In traditional Kabuki, all the parts would be played by men. Here, there’s a mix. The cast includes three Western female dancers and two Japanese women, including Yokoshi. A violist and a singer perform on one side of the bare white stage; on the other are four Japanese musicians and riveting young Kabuki actor Kuniya Sawamura.

There’s some great gender-bending here: Yokoshi acts the part of a maiden while the male Sawamura provides her voice. Later, while the violist plays a solo from “Giselle,” Sawamura plays a woman as he might in Kabuki, only without makeup. Holding a fan, with his weight pitched back and his head bobbing softly and shyly on his neck, you’re looking at a man but seeing an essence of femininity.

Yokoshi performs two solos as a dancing girl and a demon, both personified by enormous wigs, one black and one white.
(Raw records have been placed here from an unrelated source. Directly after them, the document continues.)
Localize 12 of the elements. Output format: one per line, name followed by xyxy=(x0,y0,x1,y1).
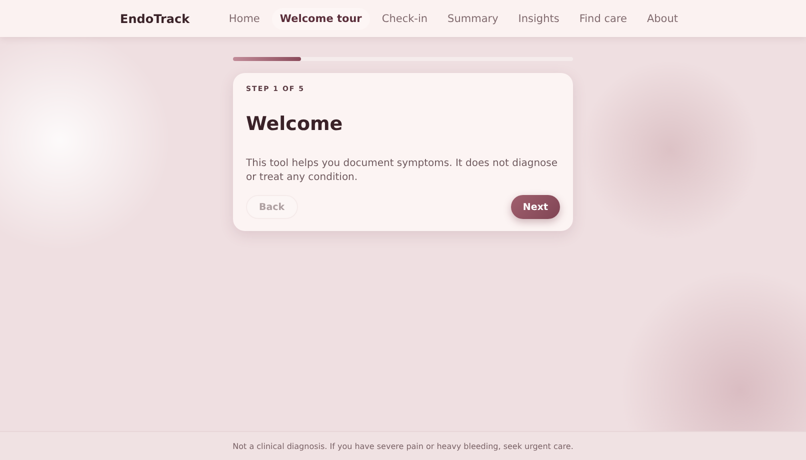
next-button[interactable]: Next xyxy=(510,195,560,219)
nav-link[interactable]: Summary xyxy=(440,8,506,30)
nav-link[interactable]: About xyxy=(638,8,686,30)
nav-link[interactable]: Find care xyxy=(571,8,635,30)
nav-link[interactable]: Welcome tour xyxy=(272,8,370,30)
card-title: Welcome xyxy=(246,113,344,135)
disclaimer-text: Not a clinical diagnosis. If you have severe pain or heavy bleeding, seek urgent care. xyxy=(232,442,574,450)
nav-link[interactable]: Check-in xyxy=(374,8,436,30)
card-description: This tool helps you document symptoms. It does not diagnose or treat any condition. xyxy=(246,157,559,185)
brand-logo[interactable]: EndoTrack xyxy=(120,12,190,26)
nav-link[interactable]: Home xyxy=(220,8,268,30)
nav-link[interactable]: Insights xyxy=(510,8,568,30)
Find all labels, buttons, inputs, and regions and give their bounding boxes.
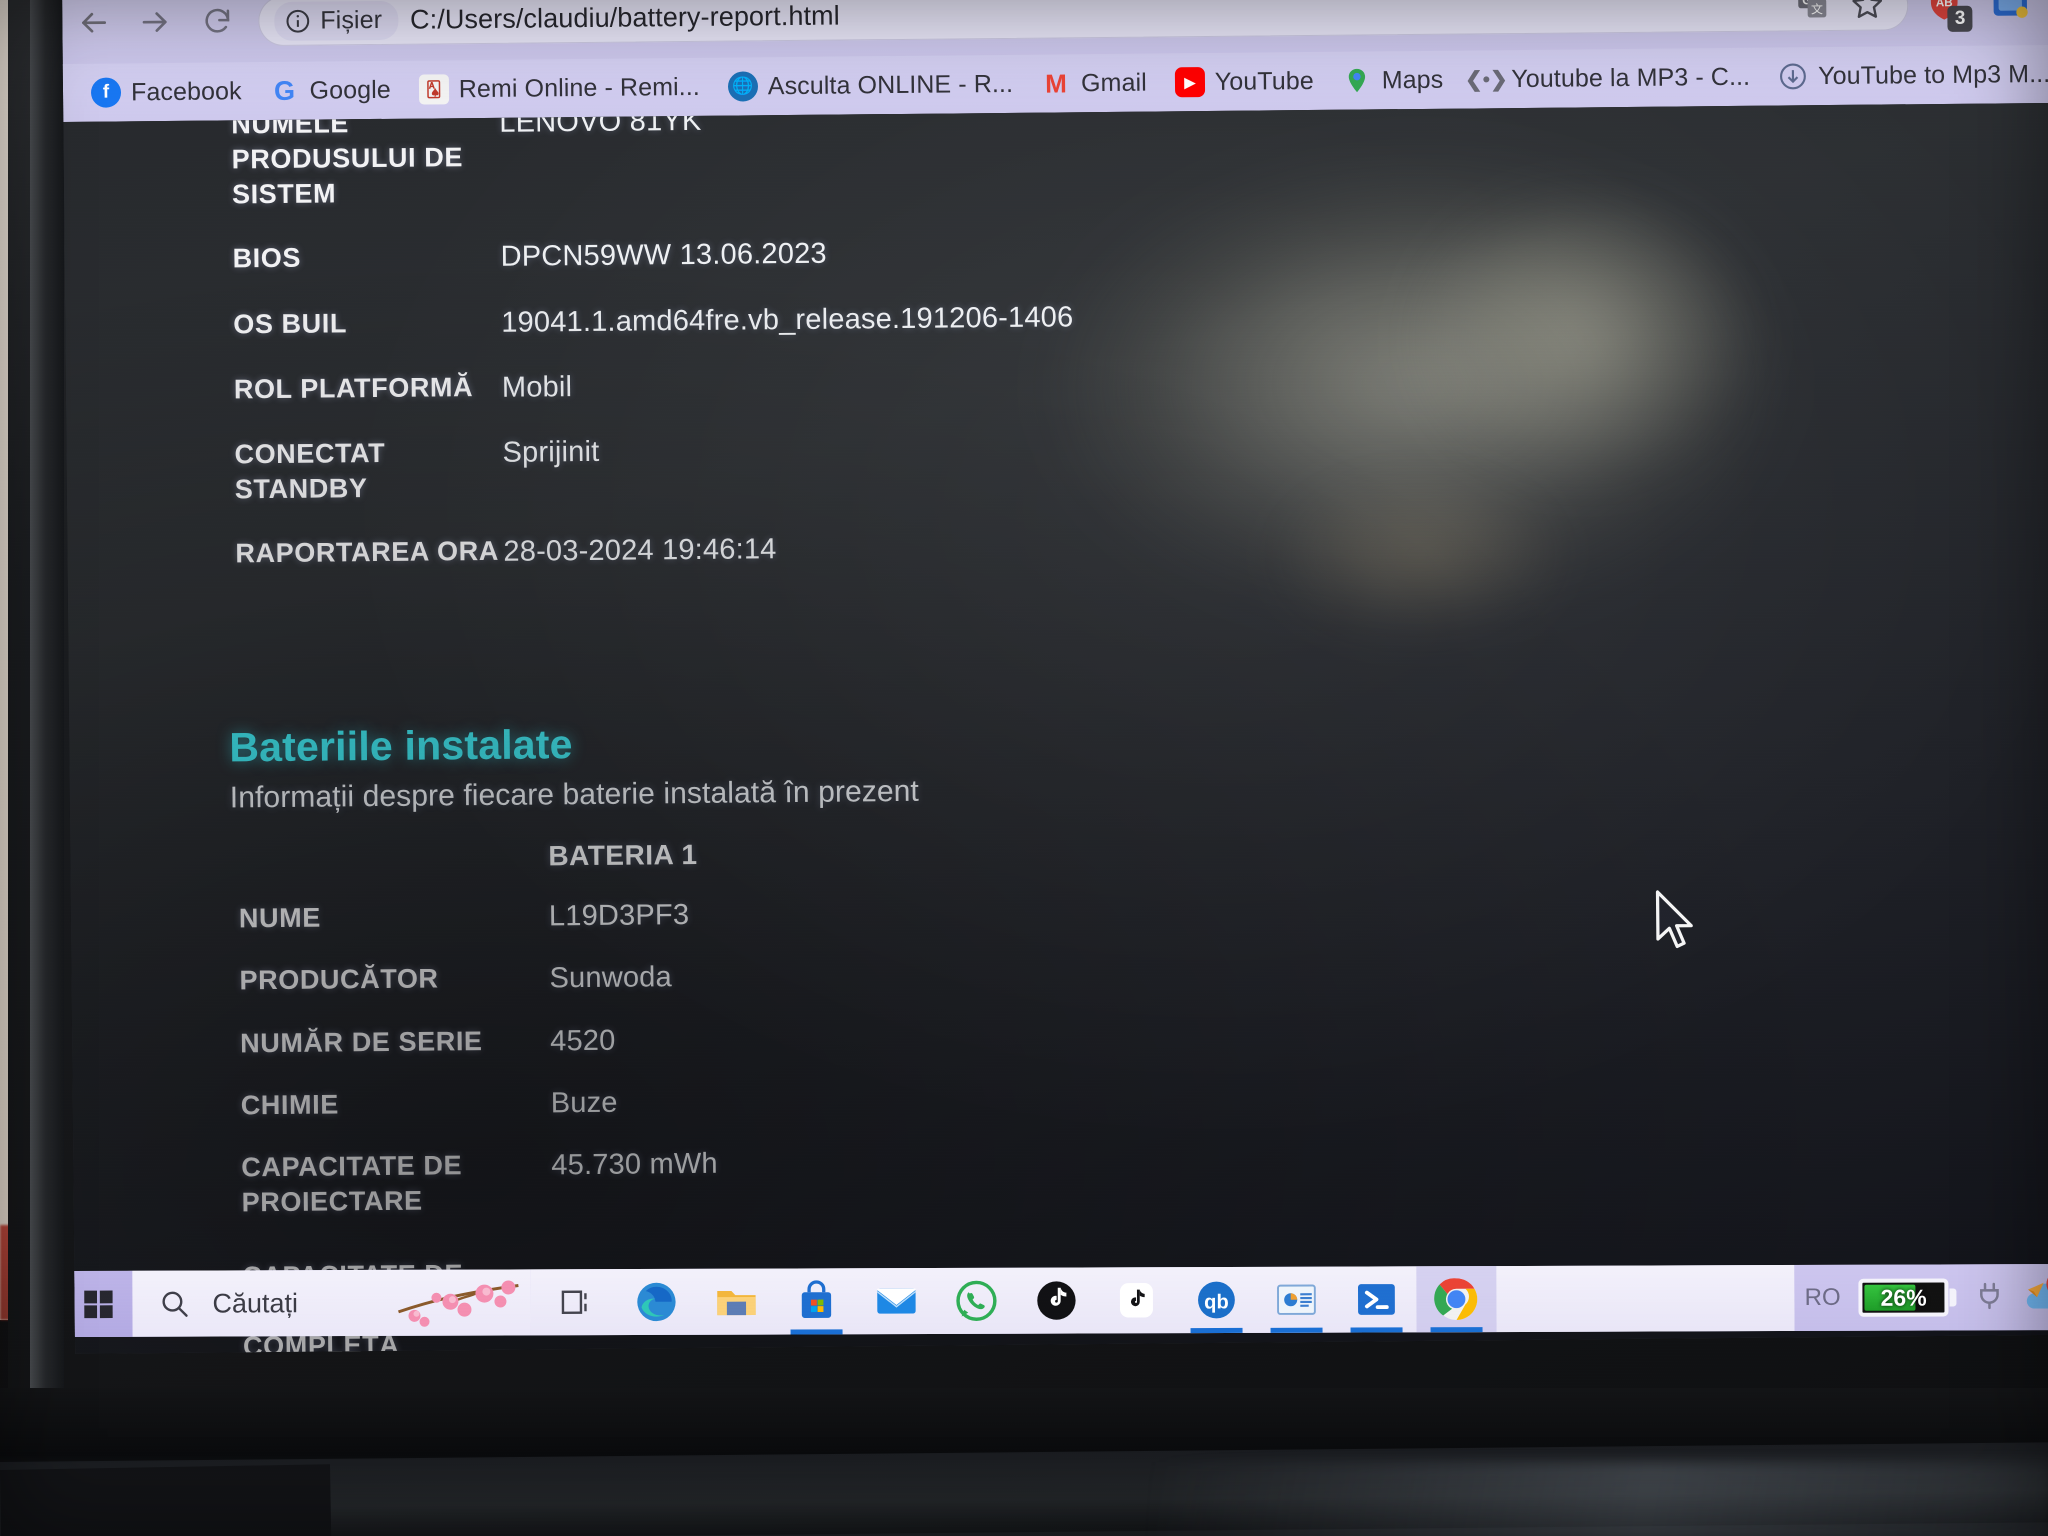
- task-view-icon[interactable]: [536, 1269, 616, 1335]
- battery-report-page: NUMELE PRODUSULUI DE SISTEM LENOVO 81YK …: [63, 102, 2048, 1354]
- language-indicator[interactable]: RO: [1805, 1284, 1841, 1312]
- windows-taskbar[interactable]: Căutați qb RO 26%: [64, 1263, 2048, 1338]
- bookmark-google[interactable]: G Google: [255, 69, 405, 112]
- browser-toolbar: Fișier C:/Users/claudiu/battery-report.h…: [62, 0, 2048, 122]
- file-scheme-label: Fișier: [320, 5, 383, 35]
- translate-icon[interactable]: G文: [1796, 0, 1828, 25]
- laptop-screen: Fișier C:/Users/claudiu/battery-report.h…: [62, 0, 2048, 1354]
- laptop-deck-notch: [0, 1464, 332, 1536]
- bookmark-asculta-online[interactable]: 🌐 Asculta ONLINE - R...: [714, 63, 1028, 108]
- system-tray[interactable]: RO 26% 1 12: [1794, 1263, 2048, 1331]
- bookmark-youtube-la-mp3[interactable]: ❮•❯ Youtube la MP3 - C...: [1457, 56, 1764, 101]
- bookmark-label: YouTube to Mp3 M...: [1817, 59, 2048, 90]
- bookmark-label: Gmail: [1080, 68, 1147, 97]
- power-plug-icon[interactable]: [1975, 1278, 2005, 1317]
- file-scheme-badge[interactable]: Fișier: [274, 0, 399, 41]
- globe-icon: 🌐: [727, 71, 758, 102]
- laptop-deck-highlight: [1150, 1462, 2048, 1536]
- battery-percent-label: 26%: [1880, 1284, 1927, 1311]
- download-circle-icon: [1778, 61, 1808, 91]
- edge-icon[interactable]: [616, 1269, 696, 1335]
- cards-icon: 🂡: [418, 74, 449, 105]
- svg-text:qb: qb: [1204, 1291, 1229, 1313]
- tiktok-icon[interactable]: [1016, 1267, 1096, 1333]
- adblock-extension-icon[interactable]: AB 3: [1924, 0, 1973, 32]
- bookmark-youtube[interactable]: ▶ YouTube: [1161, 60, 1328, 104]
- battery-icon: 26%: [1858, 1278, 1949, 1317]
- qbittorrent-icon[interactable]: qb: [1176, 1267, 1256, 1333]
- reload-button[interactable]: [186, 0, 249, 49]
- forward-button[interactable]: [124, 0, 187, 49]
- bookmark-star-icon[interactable]: [1850, 0, 1884, 25]
- battery-status-indicator[interactable]: 26%: [1858, 1278, 1957, 1317]
- powerpoint-icon[interactable]: [1256, 1267, 1336, 1333]
- bookmark-label: YouTube: [1214, 66, 1314, 96]
- search-placeholder: Căutați: [212, 1287, 299, 1319]
- tiktok-app-icon[interactable]: [1096, 1267, 1176, 1333]
- address-bar[interactable]: Fișier C:/Users/claudiu/battery-report.h…: [258, 0, 1909, 47]
- microsoft-store-icon[interactable]: [776, 1268, 856, 1334]
- bookmark-label: Maps: [1381, 65, 1444, 94]
- search-input[interactable]: Căutați: [132, 1269, 531, 1337]
- extension-icon[interactable]: [1990, 0, 2030, 27]
- bookmark-youtube-to-mp3[interactable]: YouTube to Mp3 M...: [1764, 53, 2048, 98]
- bookmark-facebook[interactable]: f Facebook: [77, 70, 256, 114]
- battery-tip: [1949, 1288, 1957, 1307]
- taskbar-app-buttons[interactable]: qb: [530, 1264, 1795, 1336]
- whatsapp-icon[interactable]: [936, 1268, 1016, 1334]
- mail-icon[interactable]: [856, 1268, 936, 1334]
- chrome-icon[interactable]: [1416, 1266, 1497, 1333]
- file-explorer-icon[interactable]: [696, 1269, 776, 1335]
- bookmark-label: Remi Online - Remi...: [458, 72, 700, 103]
- laptop-photo-scene: Fișier C:/Users/claudiu/battery-report.h…: [0, 0, 2048, 1536]
- bookmark-label: Youtube la MP3 - C...: [1511, 62, 1751, 93]
- audio-icon: ❮•❯: [1464, 67, 1508, 92]
- url-text: C:/Users/claudiu/battery-report.html: [409, 0, 840, 35]
- bookmark-remi-online[interactable]: 🂡 Remi Online - Remi...: [405, 66, 714, 111]
- gmail-icon: M: [1045, 67, 1068, 99]
- start-button[interactable]: [64, 1270, 133, 1338]
- search-icon: [162, 1291, 188, 1317]
- laptop-bezel-left-edge: [30, 0, 64, 1536]
- bookmark-maps[interactable]: Maps: [1328, 59, 1458, 102]
- youtube-icon: ▶: [1174, 67, 1205, 98]
- maps-pin-icon: [1342, 65, 1372, 95]
- info-icon: [286, 9, 310, 33]
- bookmark-label: Facebook: [130, 76, 242, 106]
- google-icon: G: [273, 75, 296, 106]
- bookmark-label: Google: [309, 75, 391, 105]
- facebook-icon: f: [90, 77, 122, 108]
- svg-text:文: 文: [1811, 1, 1823, 16]
- sakura-decoration-icon: [388, 1271, 528, 1333]
- bookmark-label: Asculta ONLINE - R...: [767, 69, 1014, 100]
- back-button[interactable]: [62, 0, 125, 50]
- bookmark-gmail[interactable]: M Gmail: [1027, 61, 1161, 104]
- powershell-icon[interactable]: [1336, 1266, 1416, 1332]
- adblock-badge: 3: [1947, 5, 1973, 32]
- screen-vignette: [63, 102, 2048, 1354]
- weather-notification-icon[interactable]: 1: [2023, 1270, 2048, 1320]
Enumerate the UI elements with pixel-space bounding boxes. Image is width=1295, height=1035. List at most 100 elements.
Later, she draws an even wilder parallel when the Western cast sings Lady Gaga’s “Bad Romance.” Yet it’s right in line with the other tales of love gone wrong.

References bounce back and forth: Kabuki poems are sung like Western arias, and the dancers speak lines in Japanese — with American accents.

The concepts in “Bell” are whip-smart. Traditional Kabuki is so rarefied, it can be exhausting. The parallels give it a framework and context for Westerners — but you’ll enjoy it more if you know something about Kabuki and “Giselle” beforehand.

Where “Bell” doesn’t ring true is in the execution of Western dance. Yokoshi sought out the most authentic Japanese artists she could find. Her Western dancers are good, but they’re modern dancers approximating ballet. To honor “Giselle,” she needs top-notch ballet dancers.

If you’re curious about “Bell” but can’t make it to the theater, catch Saturday’s performance when it’s live-streamed at newyorklivearts.org.